Working in the same period as Martha, Katherine Dunham was an essential champion of black feminism and the African diaspora in times of fierce segregation. Through her dance work and social activism, Katherine conquered racial and gender injustices and brought solidarity to a discrimination-plagued America.
The Germany expressionist choreographer Mary Wigman further emancipated the female body from the binary gender model. She crossed the limits of male/female identity by bringing up into performance a liberated female body who stands out from limited gender representation.
While avant-garde dance artists were developing new styles of movement, the first decades of the 20th Century were also marked by ups and downs. In the 60s, there was concern the ‘sexual revolution’ was not so liberative after all. While a second wave of feminism started to appear, the Judson Memorial Church in New York was opening its doors to a collective of artists who rejected modern dance principles. The Judson Dance Theatre was based on experimentalism and improvisation, which brought together Lucinda Childs, Trisha Brown and Yvonne Rainer. They debated how to display the female body without being a mere visual object for the audience. These three women reimagined performance beyond the bodies – the lack of expression, unisex outfits and the cerebral tasks on stage erased the sensual image of the ‘woman’.
This conceptual vision gained intensity during the next decades. In Europe, Pina Bausch became a bold figure of contemporary dance. The feminism in her work is raw and real; the woman is part of a duality between social models and Pina’s fierce nature. She kept creating in the period of the third wave of feminism from the late 80s. But its stronger icon was the Canadian Marie Chouinard whose work was sometimes not considered as dance, but as ‘body art’ or ‘performance art’.

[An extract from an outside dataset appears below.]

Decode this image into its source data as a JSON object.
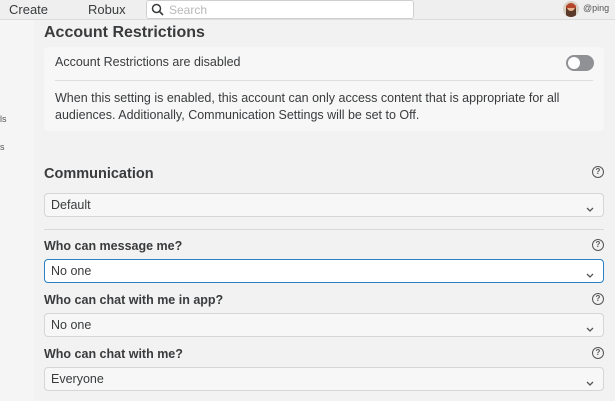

Ahead of her time, Marie was disinterested in the distinctions between the female body and the masculine. For her, gender was non-binary. Marie was and continues to be obsessed with the body; its tissue, its systems and its mysteries. She is, characteristically, anti the stereotypical assumptions (and imageries) which are projected onto ‘gendered’ bodies.
Facing a fourth wave of feminism – and strongly influenced by the #MeToo movement – dance is now looking at feminism through the lenses of gender fluidity, discrimination and abuse. In such a globalised era dance is more plural than ever. Dance is part of this story, and these inspiring choreographers have changed the world of dance by debating what it is to be and identify as a woman.